Auch die Dividendenpraxis läuft unbeirrt weiter: Die zuletzt ausgezahlte Quartalsdividende von 0,15 US-Dollar je Aktie wurde am 28. August 2026 an die Aktionäre überwiesen, nachdem der Ex-Dividenden-Tag am 7. August 2026 lag. Ein Unternehmen, das trotz Herabstufung und Kursverfall an seiner Ausschüttungspolitik festhält, sendet ein Signal von Stabilität – auch wenn das allein den Kurs nicht stützen kann.

Charttechnik bestätigt die Nervosität

Dass der Markt derzeit nervös ist, zeigt sich auch an der Handelsreaktion: Die Aktie notiert aktuell bei 23,33 US-Dollar und damit unter dem Schlusskurs vom Mittwoch von 23,74 US-Dollar. Über die vergangenen 30 Tage summiert sich der Rückgang auf 21 Prozent – eine Größenordnung, die die überproportionale Vola des Titels unterstreicht.

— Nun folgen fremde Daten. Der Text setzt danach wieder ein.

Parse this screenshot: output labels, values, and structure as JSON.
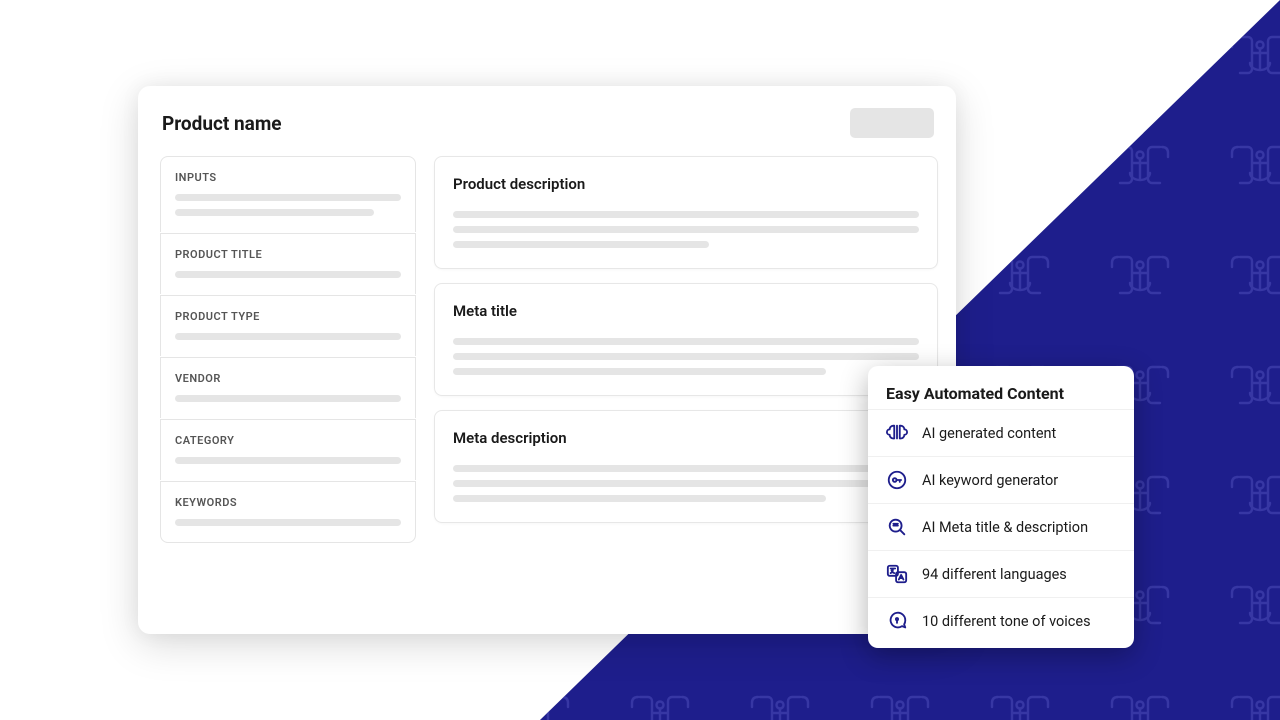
{
  "colors": {
    "brand_navy": "#1e1e8c",
    "brand_icon": "#4a4ab0"
  },
  "page": {
    "title": "Product name"
  },
  "left_sections": [
    {
      "label": "INPUTS",
      "lines": 2
    },
    {
      "label": "PRODUCT TITLE",
      "lines": 1
    },
    {
      "label": "PRODUCT TYPE",
      "lines": 1
    },
    {
      "label": "VENDOR",
      "lines": 1
    },
    {
      "label": "CATEGORY",
      "lines": 1
    },
    {
      "label": "KEYWORDS",
      "lines": 1
    }
  ],
  "right_cards": [
    {
      "title": "Product description"
    },
    {
      "title": "Meta title"
    },
    {
      "title": "Meta description"
    }
  ],
  "popup": {
    "title": "Easy Automated Content",
    "items": [
      {
        "icon": "ai-brain",
        "label": "AI generated content"
      },
      {
        "icon": "key",
        "label": "AI keyword generator"
      },
      {
        "icon": "search",
        "label": "AI Meta title & description"
      },
      {
        "icon": "translate",
        "label": "94 different languages"
      },
      {
        "icon": "chat",
        "label": "10 different tone of voices"
      }
    ]
  }
}
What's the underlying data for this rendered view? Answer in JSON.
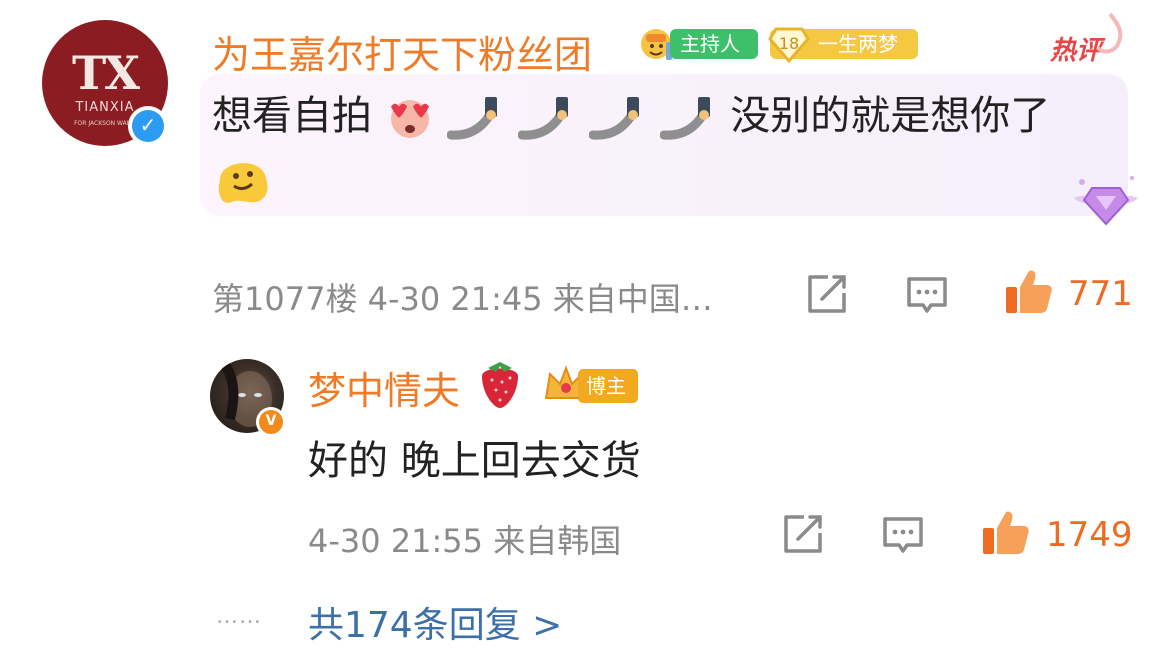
{
  "comment": {
    "avatar_text": "TX",
    "avatar_sub": "TIANXIA",
    "avatar_caption": "FOR JACKSON WANG",
    "username": "为王嘉尔打天下粉丝团",
    "badge_host": "主持人",
    "fan_level": "18",
    "fan_badge": "一生两梦",
    "hot_label": "热评",
    "text_before": "想看自拍",
    "text_after": "没别的就是想你了",
    "meta": "第1077楼 4-30 21:45 来自中国…",
    "likes": "771"
  },
  "reply": {
    "username": "梦中情夫",
    "badge": "博主",
    "text": "好的 晚上回去交货",
    "meta": "4-30 21:55 来自韩国",
    "likes": "1749"
  },
  "more": {
    "dots": "……",
    "label": "共174条回复 >"
  },
  "colors": {
    "username": "#ef7b27",
    "like": "#ef6a23",
    "link": "#3d6fa8",
    "meta": "#8a8a8a"
  }
}
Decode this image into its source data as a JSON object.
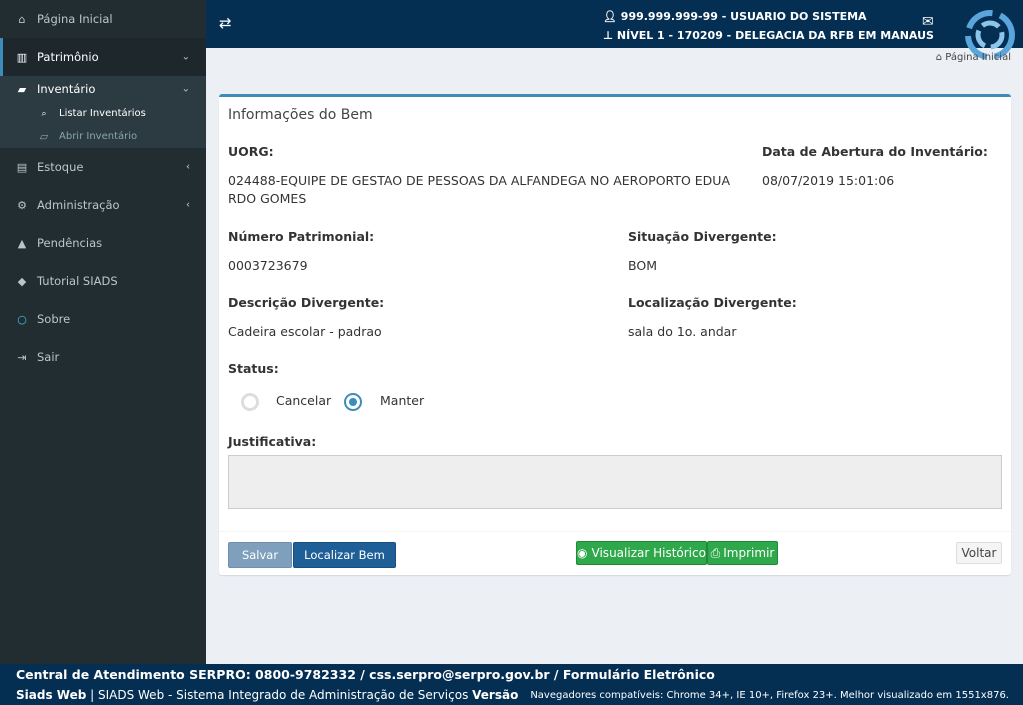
{
  "sidebar": {
    "items": [
      {
        "icon": "home-icon",
        "glyph": "⌂",
        "label": "Página Inicial"
      },
      {
        "icon": "barcode-icon",
        "glyph": "▥",
        "label": "Patrimônio",
        "arrow": "⌄"
      },
      {
        "icon": "book-icon",
        "glyph": "▰",
        "label": "Inventário",
        "arrow": "⌄"
      },
      {
        "icon": "search-icon",
        "glyph": "🔍",
        "label": "Listar Inventários"
      },
      {
        "icon": "folder-open-icon",
        "glyph": "▱",
        "label": "Abrir Inventário"
      },
      {
        "icon": "archive-icon",
        "glyph": "▤",
        "label": "Estoque",
        "arrow": "‹"
      },
      {
        "icon": "cogs-icon",
        "glyph": "⚙",
        "label": "Administração",
        "arrow": "‹"
      },
      {
        "icon": "warning-icon",
        "glyph": "▲",
        "label": "Pendências"
      },
      {
        "icon": "graduation-cap-icon",
        "glyph": "◆",
        "label": "Tutorial SIADS"
      },
      {
        "icon": "circle-icon",
        "glyph": "○",
        "label": "Sobre"
      },
      {
        "icon": "sign-out-icon",
        "glyph": "⇥",
        "label": "Sair"
      }
    ]
  },
  "header": {
    "toggle_glyph": "⇄",
    "user": "999.999.999-99 - USUARIO DO SISTEMA",
    "level": "NÍVEL 1 - 170209 - DELEGACIA DA RFB EM MANAUS",
    "mail_glyph": "✉"
  },
  "breadcrumb": "Página Inicial",
  "box": {
    "title": "Informações do Bem",
    "uorg_label": "UORG:",
    "uorg_value": "024488-EQUIPE DE GESTAO DE PESSOAS DA ALFANDEGA NO AEROPORTO EDUA RDO GOMES",
    "data_label": "Data de Abertura do Inventário:",
    "data_value": "08/07/2019 15:01:06",
    "numero_label": "Número Patrimonial:",
    "numero_value": "0003723679",
    "situacao_label": "Situação Divergente:",
    "situacao_value": "BOM",
    "descricao_label": "Descrição Divergente:",
    "descricao_value": "Cadeira escolar - padrao",
    "localizacao_label": "Localização Divergente:",
    "localizacao_value": "sala do 1o. andar",
    "status_label": "Status:",
    "status_options": [
      "Cancelar",
      "Manter"
    ],
    "status_selected": "Manter",
    "justificativa_label": "Justificativa:",
    "justificativa_value": ""
  },
  "buttons": {
    "salvar": "Salvar",
    "localizar": "Localizar Bem",
    "historico": "Visualizar Histórico",
    "imprimir": "Imprimir",
    "voltar": "Voltar"
  },
  "footer": {
    "line1": "Central de Atendimento SERPRO: 0800-9782332 / css.serpro@serpro.gov.br / Formulário Eletrônico",
    "app_name": "Siads Web",
    "app_desc": " | SIADS Web - Sistema Integrado de Administração de Serviços  ",
    "version_label": "Versão",
    "browsers": "Navegadores compatíveis: Chrome 34+, IE 10+, Firefox 23+. Melhor visualizado em 1551x876."
  },
  "colors": {
    "sidebar_bg": "#222d32",
    "header_bg": "#042f53",
    "accent": "#3c8dbc",
    "success": "#2ea84a"
  }
}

Ein Marktkommentar beschrieb die Aktie zudem als auf ein 52-Wochen-Tief von 23,45 US-Dollar gefallen, was die angespannte Stimmung bestätigt, aber für mich keinen eigenständigen Nachrichtenwert hat.

Mein Fazit

Die Gemengelage bleibt zweigeteilt. Auf der einen Seite drücken Bonitätssorgen, Dividendenlast und allgemeine Sektorschwäche den Kurs seit Wochen. Auf der anderen Seite stehen ein politisches Signal aus dem Weißen Haus, das die Branche ernst nimmt, sowie institutionelles Kaufinteresse, das gegen den Trend läuft.

Für mich überwiegen die Chancen leicht, sollte sich aus dem Treffen mit Trump eine konkrete Initiative für den internationalen Tourismus entwickeln. Bis dahin bleibt Carnival aber ein Fall für Anleger mit Nerven – die Schwankungsbreite der vergangenen Wochen dürfte sich so schnell nicht legen.